Heshe chose the place of waters for their
node, accreting with each generation
body-lozenge-fundament for heshe spawn.
Each Bright, smooth bearers took the path to Christ
of Universe and laid at ParentChildBodySoul
their offerings, while sowers toiled among
the stalks. Each Dark, sowers retraced the way
and bowed in darkness to Christ of Universe
and lipped the SingSong of Quadrinity,
ParentChildBodySoul. Bearers burrowed
heshe young while sowers bowed.
Later, beneath the ever-solid black of night
when glolights died…when heshe bearers
opened hirmselfs to living seed… …when heshe
sowers sought other fertile fields…
they could not see, but knew beyond the hillock,
Christ of Universe stood comfort over heshe,eyestalks poised, eight-finger splayed.
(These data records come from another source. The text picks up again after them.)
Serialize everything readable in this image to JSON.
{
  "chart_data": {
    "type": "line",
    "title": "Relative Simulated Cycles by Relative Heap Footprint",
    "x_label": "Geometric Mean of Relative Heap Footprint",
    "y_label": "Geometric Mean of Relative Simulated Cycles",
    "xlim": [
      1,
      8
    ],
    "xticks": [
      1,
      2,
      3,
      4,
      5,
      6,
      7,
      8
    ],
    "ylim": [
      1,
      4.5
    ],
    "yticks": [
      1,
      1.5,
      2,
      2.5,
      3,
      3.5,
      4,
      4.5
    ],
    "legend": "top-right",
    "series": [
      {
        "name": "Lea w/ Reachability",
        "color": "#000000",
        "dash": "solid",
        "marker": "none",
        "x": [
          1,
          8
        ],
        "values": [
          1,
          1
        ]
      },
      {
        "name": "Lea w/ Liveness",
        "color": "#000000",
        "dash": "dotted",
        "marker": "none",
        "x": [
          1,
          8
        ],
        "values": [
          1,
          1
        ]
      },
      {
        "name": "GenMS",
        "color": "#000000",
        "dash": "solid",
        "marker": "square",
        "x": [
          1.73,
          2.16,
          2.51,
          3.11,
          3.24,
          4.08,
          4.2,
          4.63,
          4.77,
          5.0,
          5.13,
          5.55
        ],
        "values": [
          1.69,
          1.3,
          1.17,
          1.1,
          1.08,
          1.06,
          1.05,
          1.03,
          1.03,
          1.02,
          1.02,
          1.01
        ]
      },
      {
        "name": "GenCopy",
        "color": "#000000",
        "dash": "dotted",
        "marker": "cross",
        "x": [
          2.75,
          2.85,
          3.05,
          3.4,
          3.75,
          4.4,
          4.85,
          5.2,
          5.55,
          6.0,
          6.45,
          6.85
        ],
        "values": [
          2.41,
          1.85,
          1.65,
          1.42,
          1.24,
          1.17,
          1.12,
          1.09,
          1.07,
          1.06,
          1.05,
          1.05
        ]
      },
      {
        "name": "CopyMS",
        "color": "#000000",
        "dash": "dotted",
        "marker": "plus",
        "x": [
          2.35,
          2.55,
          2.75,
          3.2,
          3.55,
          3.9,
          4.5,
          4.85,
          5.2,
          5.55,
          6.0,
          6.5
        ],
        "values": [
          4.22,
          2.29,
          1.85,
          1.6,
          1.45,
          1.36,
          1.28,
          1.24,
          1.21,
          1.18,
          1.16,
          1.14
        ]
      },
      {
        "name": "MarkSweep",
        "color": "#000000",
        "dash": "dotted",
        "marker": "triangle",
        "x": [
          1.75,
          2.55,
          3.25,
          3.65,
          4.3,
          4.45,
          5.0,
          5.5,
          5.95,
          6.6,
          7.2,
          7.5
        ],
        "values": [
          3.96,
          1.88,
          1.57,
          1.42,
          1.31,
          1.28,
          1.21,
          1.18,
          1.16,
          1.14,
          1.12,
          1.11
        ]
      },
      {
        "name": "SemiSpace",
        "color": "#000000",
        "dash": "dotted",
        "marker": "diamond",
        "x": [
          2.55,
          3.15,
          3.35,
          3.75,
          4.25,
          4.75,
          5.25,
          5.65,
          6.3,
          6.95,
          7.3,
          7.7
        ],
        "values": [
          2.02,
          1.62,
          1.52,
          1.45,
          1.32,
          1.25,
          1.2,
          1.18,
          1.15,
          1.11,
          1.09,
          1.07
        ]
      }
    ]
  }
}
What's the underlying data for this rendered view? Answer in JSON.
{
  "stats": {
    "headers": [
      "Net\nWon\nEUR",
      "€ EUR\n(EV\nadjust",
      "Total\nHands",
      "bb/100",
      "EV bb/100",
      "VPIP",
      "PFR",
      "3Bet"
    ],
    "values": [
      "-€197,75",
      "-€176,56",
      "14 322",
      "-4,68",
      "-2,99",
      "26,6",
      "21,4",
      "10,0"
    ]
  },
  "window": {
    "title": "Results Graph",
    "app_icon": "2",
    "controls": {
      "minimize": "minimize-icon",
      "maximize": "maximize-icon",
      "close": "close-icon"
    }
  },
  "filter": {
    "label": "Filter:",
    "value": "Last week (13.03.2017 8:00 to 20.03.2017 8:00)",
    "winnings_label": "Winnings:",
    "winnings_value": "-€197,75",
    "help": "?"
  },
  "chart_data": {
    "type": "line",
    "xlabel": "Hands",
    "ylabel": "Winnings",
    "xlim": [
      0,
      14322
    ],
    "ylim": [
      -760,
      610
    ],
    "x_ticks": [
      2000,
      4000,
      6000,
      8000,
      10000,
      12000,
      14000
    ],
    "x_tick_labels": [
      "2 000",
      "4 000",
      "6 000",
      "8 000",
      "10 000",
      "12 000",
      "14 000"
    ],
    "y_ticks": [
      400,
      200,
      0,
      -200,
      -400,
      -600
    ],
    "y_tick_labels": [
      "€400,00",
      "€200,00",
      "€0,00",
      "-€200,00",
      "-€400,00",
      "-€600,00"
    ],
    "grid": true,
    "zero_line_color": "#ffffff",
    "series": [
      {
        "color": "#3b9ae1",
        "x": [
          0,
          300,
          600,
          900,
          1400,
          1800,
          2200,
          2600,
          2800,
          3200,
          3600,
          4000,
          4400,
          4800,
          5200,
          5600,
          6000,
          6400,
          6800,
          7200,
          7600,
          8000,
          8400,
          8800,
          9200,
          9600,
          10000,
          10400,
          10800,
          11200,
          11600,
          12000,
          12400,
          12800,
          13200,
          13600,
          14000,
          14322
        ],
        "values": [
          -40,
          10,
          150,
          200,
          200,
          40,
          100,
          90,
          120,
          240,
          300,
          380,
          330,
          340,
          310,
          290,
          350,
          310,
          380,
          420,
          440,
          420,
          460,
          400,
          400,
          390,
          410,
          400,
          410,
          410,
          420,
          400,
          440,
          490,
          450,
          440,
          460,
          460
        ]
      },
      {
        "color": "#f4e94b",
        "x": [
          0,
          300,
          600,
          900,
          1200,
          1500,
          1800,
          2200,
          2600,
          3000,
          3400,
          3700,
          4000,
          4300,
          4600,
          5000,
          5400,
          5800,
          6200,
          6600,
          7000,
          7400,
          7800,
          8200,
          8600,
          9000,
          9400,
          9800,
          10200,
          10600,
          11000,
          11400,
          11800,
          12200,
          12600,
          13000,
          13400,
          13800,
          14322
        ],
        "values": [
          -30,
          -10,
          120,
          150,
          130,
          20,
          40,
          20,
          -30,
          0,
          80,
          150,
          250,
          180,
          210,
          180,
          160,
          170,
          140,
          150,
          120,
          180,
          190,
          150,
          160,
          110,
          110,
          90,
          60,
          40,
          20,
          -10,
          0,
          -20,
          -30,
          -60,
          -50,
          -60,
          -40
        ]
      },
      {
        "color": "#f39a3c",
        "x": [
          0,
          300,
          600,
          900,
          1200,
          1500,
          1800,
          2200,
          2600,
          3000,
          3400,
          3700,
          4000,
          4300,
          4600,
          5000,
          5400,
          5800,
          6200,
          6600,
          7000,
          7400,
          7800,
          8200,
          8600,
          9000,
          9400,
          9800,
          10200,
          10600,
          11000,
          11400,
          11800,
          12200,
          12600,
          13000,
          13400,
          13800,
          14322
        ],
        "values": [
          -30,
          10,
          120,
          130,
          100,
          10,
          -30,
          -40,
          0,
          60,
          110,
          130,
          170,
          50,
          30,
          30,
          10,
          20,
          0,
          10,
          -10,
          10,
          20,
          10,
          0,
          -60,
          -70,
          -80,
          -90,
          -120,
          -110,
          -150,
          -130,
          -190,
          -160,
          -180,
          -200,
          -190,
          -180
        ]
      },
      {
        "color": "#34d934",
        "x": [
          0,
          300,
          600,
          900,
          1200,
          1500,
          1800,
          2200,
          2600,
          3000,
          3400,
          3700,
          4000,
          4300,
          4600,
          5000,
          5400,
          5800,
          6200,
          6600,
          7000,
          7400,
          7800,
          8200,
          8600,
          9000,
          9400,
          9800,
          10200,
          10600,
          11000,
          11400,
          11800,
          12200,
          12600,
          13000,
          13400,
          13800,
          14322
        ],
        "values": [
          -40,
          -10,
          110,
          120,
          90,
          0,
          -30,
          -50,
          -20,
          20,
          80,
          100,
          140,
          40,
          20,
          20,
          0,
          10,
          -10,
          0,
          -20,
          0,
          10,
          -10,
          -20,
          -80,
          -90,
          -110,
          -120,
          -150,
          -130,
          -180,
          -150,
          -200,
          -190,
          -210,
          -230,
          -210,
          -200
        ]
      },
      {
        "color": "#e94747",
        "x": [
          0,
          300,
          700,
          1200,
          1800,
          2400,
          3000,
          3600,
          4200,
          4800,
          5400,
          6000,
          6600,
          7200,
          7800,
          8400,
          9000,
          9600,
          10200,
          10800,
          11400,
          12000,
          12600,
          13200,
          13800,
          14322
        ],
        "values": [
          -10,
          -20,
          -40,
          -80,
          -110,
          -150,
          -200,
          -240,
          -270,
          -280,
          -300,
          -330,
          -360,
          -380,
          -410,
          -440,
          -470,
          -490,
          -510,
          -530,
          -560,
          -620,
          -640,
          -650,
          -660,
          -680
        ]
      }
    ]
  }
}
The result was, I think, nicely alien.
But as far as the modern quandary goes—for writers locked into formal English grammar—here is what I think will happen. The neologisms will fade, unaccepted by the majority of English speakers. In their place, an old pronoun will simply shift to serve as masculine-singular, feminine-singular, and third-person plural alike, one that exists in the language and is already informally acceptable in speech: they.
More than once I’ve been tempted to edit a plural-seeming they when it clearly did not match a singular antecedent. Then I’ve realized that the antecedent is either female or genderless…and that the they is standing for both masculine and feminine.
In other words. “Each student has received books for tomorrow’s lesson. Therefore, each student [singular] must bring their [singular] book [singular] to class.”